崇明十四年正月,帝以苏恒安为禁军大统领,总领宫廷防务。

苏恒安是寒族出身,还是那种真正的寒素家门,五代算下来,都找不出一个与官字搭边的亲戚,他也不是恩科入仕的,而是在服兵役的时候被当时的江夏大营都督赏识,着力栽培了一番,五年前,他被任命为江夏大营的都督。当然,也不能否认,他的妹妹嫁入汜州杜家是一个关键原因,尽管只是侧室,但是,一来,她嫁的是杜家嫡系的公子,二来,入门一年后,她便生下了儿子。

禁军大统领是一品的官位,不可能允许来历不明的人担任,资历稍浅一点都会被质疑,阳玄颢选了苏恒安,虽然不合惯例,但是,也说得过去。于是,刚因为轮调而接掌关中大营的苏恒安,不得不再次移交防务,前往皇宫。

阳玄颢依着惯例,勉励了一番,要求他整肃防务,确保宫廷安全,苏恒安也的确有能力,迅速进入状态,宫卫与禁军都波澜不惊地接受了这项人事变动。

阳玄颢的决定在朝廷并没有引起什么议论,宫卫、禁军都直接保护皇帝与皇室成员的,这种问题,外臣不宜过多地干涉,更何况,也没有什么不合理的地方。

紫苏听到消息,依旧只是冷淡地一笑,并没有任何表示。

阳玄颢视之为默许,云沐雪却不这么看,她隐约觉得,这一切都在紫苏的意料中,否则,紫苏不应如此淡然。

紫苏的沉默令云沐雪不安,她很清楚,这样的沉默总有一天会以更激烈的方式结束。

云沐雪更清楚,阳玄颢只是一时悲愤,又是第一次面对自己孩子的死亡,才会下意识地认定了一切与太后有关,其实,并没有太充分的支持。

如果阳玄颢冷静下来了呢?

云沐雪不敢想,她也明白,有些路是不可能回头。

似乎,她只能让阳玄颢走到不能回头的地步,同时,也就压上了自己的一切。唯一庆幸的是,紫苏也在放任这样的结果。

庆幸,也令人心惊。

——放任到最后,那无可挽回的结局也是在意料之中的。

事实上,云沐雪很清楚血浓于水是什么意思,紫苏只有一个儿子,即使到最后,那位太后也未必会对皇帝怎么样,但是,她呢?

云沐雪苦笑,不再去想。

正月的庆典结束,后宫再次平静,但是,谢纹却很不安,皇后掌握着宫法大权,在这个时候,也就处于水深火热之中了,谢家无法给她更好的意见以自保,毕竟,无论是太后还是皇帝,相对皇后这个看似显赫的位置都有着太多的强势。

倩仪很中肯地告诉她:“谨宜郡主与谢栉已经订婚,太后对你是有保护之意的,但是,这并不表示太后不会动你,毕竟从宗法上来说,你与谢栉已没有关系。
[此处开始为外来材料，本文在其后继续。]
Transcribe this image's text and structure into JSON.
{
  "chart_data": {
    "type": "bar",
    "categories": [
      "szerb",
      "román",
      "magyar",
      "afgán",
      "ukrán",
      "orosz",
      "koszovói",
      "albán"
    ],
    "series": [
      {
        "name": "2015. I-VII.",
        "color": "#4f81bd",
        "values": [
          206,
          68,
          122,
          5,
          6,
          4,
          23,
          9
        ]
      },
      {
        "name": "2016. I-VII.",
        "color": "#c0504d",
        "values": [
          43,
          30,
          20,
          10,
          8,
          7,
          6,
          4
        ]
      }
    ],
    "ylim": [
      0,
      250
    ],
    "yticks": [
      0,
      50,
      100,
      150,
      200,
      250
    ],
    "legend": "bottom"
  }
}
”

谢纹明白这位婶婶的意思,太后想保她,只是因为她姓谢,但是,不可否认,正是因为那桩婚事,阳玄颢才没有敢对她这个皇后说什么,后宫才平静地以敬畏之心继续尊崇她这个皇后。

婉妃的问题很现实——太后与皇上,她该如何选?

如果可能,她很希望自己能像某些皇后一样淡泊优雅地远离世事,无论如何,属于皇后的尊荣永远不可能是别人的,但是,她不可能做到。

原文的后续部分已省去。